Back in 2009, as a conservative student, and thus a walking trigger warning in a pre-trigger warning era at Columbia University, I heard that Andrew Breitbart was coming to New York to speak about his mission to “diversify Hollywood.”
With glee, I signed up for a ticket and listened to Andrew speak, frenetic as ever, about the importance of culture and how all of us starry-eyed students should come to Hollywood and train to become movie moguls.
His ultimate vision was for the next generation of young conservatives to eschew politics — which he viewed as largely a lost cause consisting of people only focused on the next election — and instead build a sustainable conservative base by infiltrating Hollywood agencies and studios, and building our own.

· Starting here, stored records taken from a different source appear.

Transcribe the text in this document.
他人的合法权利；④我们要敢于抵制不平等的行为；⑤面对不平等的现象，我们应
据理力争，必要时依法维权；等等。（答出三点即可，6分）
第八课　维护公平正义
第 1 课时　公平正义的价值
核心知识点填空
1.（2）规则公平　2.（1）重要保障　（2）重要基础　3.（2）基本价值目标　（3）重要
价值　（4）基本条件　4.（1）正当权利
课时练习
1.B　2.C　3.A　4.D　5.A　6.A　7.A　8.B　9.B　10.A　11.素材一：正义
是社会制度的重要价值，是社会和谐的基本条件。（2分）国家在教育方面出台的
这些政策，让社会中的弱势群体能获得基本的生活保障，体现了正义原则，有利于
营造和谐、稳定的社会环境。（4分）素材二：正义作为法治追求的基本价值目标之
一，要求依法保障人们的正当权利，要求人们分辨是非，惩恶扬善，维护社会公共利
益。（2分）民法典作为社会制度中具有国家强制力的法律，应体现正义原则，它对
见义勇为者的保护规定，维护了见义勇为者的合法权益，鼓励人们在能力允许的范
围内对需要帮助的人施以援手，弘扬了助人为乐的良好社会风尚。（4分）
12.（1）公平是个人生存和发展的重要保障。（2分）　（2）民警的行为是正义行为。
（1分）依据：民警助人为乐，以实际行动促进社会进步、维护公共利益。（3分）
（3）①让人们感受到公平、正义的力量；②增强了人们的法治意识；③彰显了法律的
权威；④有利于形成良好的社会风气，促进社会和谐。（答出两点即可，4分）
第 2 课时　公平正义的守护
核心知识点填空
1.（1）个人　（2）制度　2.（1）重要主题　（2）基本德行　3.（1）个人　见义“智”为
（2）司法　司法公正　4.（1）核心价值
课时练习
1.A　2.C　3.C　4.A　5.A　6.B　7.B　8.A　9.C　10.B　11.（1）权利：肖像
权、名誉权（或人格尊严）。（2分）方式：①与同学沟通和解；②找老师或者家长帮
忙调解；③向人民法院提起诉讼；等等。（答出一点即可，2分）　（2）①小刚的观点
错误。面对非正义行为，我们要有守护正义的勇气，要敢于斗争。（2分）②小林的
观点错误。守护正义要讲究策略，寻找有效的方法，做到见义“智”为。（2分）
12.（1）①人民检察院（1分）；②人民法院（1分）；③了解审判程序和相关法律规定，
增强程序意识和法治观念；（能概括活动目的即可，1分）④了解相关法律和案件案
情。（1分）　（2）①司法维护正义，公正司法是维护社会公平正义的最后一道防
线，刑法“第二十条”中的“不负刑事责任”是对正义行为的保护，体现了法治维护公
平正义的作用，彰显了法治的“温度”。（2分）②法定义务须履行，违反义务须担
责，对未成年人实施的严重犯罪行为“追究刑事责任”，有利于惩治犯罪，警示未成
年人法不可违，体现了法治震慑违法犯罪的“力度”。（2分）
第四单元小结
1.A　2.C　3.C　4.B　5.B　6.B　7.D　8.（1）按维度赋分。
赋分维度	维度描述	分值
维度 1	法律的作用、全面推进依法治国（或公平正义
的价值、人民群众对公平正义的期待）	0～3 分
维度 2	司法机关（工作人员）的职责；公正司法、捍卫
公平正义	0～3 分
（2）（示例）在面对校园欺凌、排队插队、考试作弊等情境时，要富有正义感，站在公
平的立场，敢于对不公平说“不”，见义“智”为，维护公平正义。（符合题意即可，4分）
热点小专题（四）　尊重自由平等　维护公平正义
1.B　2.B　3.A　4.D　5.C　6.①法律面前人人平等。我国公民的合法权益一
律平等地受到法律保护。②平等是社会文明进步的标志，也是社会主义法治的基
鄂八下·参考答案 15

The goal was to get conservatives into positions of power in the culture, who could produce compelling content with an alternative narrative, and thus challenge progressivism’s chokehold on society.
For as Andrew rightly advocated, “Politics is downstream from culture.” He saw that it was in popular culture where the field was cleared for elections to be won, and a country to be fundamentally transformed. He knew that the Left’s dominance in the space, and the conservatives’ lack of resistance, let alone interest in it, meant we would always be fighting uphill battles while losing the war.
Andrew evidently felt that his highest and best use was to go about delegitimizing and destroying the Left’s sacred cows in culture by exposing their rank hypocrisy and corruption. But he knew that when the Left’s cultural house of cards came tumbling down, there needed to be a credible alternative.